RXBar After Kellogg's $600 Million Purchase: 'Nothing Is Changing'

RXBar, the popular protein bar company known for their "no BS" ingredients and outstanding product integrity, was recently bought out by Kellogg Co., purveyors of sugary cereal and Eggo waffles.

For some, this transaction is worrying; many rely on the minimalist ingredients and prioritized nutrition of the popular snacks. Their appealing list of whole food ingredients is listed in large print on the front of the package, citing dates, nuts, and egg whites as the main components of the healthy snack. Many Kellogg products, however, hide their laundry list of additives on the side of their brightly-colored boxes.

The protein bar company insists there is no reason for concern, asserting that their product integrity will remain untarnished. In other words, RXBar won't start adding corn syrup anytime soon.

"We carefully considered who the right partner would be for RXBar's future," said Peter Rahal, CEO and co-founder of RXBar, in a press release. "We have always been committed to delivering the highest quality products that taste great, and being radically candid and transparent with our consumers, and these priorities remain."

If you view the snack company's website, you'll find an entire page devoted to reassuring customers about the quality of RXBar's products and ingredients.

"Our name isn't changing. Our bars aren't changing. Our company isn't changing. Our people aren't changing," the company vows.

"You like us the way we are," they acknowledge to their fans, "and so does Kellogg."
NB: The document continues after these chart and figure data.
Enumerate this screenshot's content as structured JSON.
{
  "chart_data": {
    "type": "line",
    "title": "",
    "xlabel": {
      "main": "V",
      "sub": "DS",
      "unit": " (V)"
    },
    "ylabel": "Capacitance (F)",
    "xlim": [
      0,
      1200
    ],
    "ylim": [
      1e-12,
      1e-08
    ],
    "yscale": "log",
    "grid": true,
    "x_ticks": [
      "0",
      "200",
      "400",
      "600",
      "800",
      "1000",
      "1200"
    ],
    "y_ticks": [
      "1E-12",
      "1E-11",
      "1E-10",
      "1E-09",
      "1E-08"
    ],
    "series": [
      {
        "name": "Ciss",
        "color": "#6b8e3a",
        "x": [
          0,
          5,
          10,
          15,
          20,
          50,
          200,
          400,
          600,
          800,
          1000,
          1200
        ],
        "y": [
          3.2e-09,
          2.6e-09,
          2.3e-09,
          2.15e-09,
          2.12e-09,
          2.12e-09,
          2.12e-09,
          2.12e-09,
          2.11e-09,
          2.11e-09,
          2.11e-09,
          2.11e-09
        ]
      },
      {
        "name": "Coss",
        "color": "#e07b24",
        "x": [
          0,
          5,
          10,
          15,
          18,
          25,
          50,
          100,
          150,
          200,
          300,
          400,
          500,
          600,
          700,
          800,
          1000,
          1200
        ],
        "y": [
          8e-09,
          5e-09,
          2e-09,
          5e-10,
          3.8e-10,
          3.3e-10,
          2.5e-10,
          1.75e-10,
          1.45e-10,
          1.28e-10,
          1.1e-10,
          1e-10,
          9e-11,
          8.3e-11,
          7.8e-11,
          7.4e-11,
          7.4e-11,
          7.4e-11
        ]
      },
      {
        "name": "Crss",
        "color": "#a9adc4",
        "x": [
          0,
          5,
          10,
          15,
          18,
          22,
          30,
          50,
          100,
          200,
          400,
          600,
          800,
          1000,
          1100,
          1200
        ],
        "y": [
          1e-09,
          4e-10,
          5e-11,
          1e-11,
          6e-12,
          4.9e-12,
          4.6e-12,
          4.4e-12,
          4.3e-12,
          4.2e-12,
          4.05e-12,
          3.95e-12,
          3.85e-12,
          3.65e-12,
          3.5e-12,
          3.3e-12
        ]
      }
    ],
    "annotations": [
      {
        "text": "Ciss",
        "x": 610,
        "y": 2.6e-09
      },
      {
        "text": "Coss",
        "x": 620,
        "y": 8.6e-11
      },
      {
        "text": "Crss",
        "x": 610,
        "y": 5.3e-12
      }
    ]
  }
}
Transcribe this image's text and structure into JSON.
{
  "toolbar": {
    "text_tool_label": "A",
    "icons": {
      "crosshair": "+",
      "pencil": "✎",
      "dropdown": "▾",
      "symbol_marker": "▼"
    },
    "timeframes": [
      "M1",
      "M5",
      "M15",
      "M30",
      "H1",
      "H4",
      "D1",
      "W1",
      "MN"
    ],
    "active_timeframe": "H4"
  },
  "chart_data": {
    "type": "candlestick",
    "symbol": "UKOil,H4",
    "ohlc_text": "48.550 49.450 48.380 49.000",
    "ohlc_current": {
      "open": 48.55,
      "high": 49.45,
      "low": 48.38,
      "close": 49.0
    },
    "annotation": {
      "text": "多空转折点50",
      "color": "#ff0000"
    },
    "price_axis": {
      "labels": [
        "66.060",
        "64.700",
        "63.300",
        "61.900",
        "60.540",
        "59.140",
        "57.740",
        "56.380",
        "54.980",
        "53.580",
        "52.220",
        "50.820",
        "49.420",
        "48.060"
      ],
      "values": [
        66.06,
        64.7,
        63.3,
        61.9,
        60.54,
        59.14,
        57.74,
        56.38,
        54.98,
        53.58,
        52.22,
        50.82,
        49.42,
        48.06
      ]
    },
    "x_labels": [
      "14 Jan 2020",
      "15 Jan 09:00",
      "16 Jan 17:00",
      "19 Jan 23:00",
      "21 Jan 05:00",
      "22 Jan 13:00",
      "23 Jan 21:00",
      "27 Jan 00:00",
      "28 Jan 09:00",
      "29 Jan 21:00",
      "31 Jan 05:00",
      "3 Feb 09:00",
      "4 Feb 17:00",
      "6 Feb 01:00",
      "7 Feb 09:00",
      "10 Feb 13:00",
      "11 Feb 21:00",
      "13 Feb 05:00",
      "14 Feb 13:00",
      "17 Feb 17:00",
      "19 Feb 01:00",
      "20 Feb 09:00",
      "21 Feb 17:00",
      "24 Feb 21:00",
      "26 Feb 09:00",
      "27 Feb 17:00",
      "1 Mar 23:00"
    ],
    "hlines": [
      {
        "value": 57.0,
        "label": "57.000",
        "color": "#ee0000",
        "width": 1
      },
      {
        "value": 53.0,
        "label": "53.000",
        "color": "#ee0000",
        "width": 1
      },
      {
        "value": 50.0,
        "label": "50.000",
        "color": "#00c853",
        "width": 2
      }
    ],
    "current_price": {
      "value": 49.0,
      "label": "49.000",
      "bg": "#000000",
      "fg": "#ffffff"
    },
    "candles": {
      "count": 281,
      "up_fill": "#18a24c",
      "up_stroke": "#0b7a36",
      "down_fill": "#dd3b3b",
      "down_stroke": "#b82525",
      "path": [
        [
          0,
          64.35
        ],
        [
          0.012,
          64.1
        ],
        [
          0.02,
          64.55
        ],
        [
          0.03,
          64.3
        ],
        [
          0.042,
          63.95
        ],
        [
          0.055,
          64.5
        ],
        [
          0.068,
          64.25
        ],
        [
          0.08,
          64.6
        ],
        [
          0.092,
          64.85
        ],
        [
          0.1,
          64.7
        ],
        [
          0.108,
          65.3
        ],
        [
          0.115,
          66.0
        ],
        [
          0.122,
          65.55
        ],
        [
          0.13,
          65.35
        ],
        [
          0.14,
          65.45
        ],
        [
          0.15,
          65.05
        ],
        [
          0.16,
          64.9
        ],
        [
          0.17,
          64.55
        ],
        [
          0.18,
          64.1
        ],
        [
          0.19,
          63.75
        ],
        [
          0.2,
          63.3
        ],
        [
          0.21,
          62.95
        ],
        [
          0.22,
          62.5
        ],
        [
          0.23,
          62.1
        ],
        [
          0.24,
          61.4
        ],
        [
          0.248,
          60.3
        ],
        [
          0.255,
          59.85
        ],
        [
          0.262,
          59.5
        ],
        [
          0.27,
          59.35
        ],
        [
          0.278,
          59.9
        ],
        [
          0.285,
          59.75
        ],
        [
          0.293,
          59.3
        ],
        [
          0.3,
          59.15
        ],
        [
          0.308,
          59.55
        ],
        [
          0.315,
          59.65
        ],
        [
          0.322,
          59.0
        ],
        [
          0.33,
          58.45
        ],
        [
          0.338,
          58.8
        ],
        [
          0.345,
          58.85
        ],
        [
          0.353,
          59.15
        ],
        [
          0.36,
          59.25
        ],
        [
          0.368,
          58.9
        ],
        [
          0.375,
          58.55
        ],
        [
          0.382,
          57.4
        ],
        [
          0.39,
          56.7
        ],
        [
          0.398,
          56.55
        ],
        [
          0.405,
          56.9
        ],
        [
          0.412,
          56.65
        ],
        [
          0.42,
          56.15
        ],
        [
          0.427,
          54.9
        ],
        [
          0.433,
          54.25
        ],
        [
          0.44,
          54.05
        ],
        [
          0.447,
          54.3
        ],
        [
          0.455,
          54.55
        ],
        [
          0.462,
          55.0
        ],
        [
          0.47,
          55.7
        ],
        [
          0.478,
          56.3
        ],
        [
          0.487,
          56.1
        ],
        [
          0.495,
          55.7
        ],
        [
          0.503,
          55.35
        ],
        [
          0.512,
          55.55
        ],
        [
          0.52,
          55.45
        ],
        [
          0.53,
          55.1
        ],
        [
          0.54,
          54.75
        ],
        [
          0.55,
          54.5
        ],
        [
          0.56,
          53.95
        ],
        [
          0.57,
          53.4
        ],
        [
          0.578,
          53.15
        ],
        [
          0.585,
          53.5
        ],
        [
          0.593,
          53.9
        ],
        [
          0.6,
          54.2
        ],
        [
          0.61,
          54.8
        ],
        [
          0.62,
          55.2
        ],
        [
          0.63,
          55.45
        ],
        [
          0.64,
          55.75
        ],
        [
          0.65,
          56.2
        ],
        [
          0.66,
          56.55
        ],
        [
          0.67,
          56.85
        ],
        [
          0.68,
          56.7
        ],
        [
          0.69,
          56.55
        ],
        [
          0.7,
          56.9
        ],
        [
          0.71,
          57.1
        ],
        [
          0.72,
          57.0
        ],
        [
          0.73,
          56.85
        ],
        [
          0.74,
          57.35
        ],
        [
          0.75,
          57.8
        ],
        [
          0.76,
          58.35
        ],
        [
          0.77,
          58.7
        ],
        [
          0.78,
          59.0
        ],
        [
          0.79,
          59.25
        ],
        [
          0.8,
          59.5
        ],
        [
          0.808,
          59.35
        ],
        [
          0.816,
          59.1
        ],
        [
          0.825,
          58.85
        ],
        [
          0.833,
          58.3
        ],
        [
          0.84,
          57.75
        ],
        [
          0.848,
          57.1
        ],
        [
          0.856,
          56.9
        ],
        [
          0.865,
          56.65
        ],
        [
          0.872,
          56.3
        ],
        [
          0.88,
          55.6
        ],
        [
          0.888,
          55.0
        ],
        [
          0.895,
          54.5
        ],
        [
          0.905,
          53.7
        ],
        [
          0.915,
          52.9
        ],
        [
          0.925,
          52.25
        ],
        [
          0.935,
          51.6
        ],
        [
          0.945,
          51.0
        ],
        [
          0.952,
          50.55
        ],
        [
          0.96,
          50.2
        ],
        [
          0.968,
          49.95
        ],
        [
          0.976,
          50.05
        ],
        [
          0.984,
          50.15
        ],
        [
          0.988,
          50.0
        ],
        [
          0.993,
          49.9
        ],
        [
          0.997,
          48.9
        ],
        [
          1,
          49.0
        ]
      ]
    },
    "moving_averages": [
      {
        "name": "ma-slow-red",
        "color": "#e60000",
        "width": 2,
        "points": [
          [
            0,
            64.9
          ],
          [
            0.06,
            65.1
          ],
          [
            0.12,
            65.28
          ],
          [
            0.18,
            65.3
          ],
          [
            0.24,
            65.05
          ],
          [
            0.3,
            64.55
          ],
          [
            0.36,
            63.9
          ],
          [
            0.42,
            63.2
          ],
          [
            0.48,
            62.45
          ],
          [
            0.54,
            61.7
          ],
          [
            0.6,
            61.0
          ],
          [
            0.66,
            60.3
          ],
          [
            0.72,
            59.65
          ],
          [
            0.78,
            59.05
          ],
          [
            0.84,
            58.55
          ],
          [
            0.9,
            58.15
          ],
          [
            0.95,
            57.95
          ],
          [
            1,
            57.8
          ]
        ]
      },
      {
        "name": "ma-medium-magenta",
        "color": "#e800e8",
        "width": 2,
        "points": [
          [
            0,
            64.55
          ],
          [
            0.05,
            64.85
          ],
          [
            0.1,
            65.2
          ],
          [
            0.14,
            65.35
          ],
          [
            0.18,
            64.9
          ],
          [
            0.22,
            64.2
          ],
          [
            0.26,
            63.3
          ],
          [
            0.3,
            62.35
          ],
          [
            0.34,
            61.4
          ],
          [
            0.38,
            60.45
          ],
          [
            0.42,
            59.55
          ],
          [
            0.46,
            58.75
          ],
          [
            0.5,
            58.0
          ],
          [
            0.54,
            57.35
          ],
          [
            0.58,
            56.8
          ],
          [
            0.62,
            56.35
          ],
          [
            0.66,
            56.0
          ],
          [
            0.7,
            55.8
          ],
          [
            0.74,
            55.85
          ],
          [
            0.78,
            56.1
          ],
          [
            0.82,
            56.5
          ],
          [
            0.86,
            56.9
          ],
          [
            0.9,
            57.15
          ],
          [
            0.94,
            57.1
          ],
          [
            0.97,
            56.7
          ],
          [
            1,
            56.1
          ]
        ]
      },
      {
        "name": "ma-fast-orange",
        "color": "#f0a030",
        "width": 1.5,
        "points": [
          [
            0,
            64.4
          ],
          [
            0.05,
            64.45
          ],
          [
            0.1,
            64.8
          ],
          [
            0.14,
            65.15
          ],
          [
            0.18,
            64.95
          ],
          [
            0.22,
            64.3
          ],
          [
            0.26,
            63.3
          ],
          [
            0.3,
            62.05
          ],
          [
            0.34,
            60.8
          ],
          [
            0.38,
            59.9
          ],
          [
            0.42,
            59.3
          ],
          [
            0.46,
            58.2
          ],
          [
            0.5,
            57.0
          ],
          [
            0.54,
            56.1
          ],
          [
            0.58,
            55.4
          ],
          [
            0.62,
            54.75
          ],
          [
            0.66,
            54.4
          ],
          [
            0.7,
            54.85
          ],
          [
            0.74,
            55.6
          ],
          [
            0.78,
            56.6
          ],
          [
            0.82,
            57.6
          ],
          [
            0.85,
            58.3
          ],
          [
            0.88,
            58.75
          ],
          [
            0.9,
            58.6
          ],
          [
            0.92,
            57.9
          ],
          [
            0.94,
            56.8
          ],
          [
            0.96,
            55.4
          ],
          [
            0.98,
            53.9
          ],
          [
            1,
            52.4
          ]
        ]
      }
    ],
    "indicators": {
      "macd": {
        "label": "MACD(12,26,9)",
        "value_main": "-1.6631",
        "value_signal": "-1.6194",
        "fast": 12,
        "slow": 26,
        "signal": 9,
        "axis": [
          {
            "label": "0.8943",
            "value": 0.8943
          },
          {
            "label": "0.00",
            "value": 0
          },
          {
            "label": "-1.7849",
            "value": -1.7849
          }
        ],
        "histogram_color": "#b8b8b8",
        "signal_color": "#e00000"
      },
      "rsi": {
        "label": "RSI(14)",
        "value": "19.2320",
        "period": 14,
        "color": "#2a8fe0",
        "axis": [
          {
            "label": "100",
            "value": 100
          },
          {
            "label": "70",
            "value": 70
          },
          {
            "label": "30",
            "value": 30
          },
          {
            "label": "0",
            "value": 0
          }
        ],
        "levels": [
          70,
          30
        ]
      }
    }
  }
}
The deal is expected to close by the end of 2017, nestling the RXBar brand under Kellogg's umbrella. RXBar has been growing rapidly, and is expected to accumulate approximately $120 million in net sales this upcoming year. If these growth trends continue, the deal will be well worth it for the American cereal company.

RXBar is benefitting from the acquisition as well; now that they have access to Kellogg's resources and team, they have big plans for the development of their future product. Hopefully, they'll be able to steer clear of the nutrition problems rife in other parts of Kellogg's product line, which includes some cereals with more sugar than candy.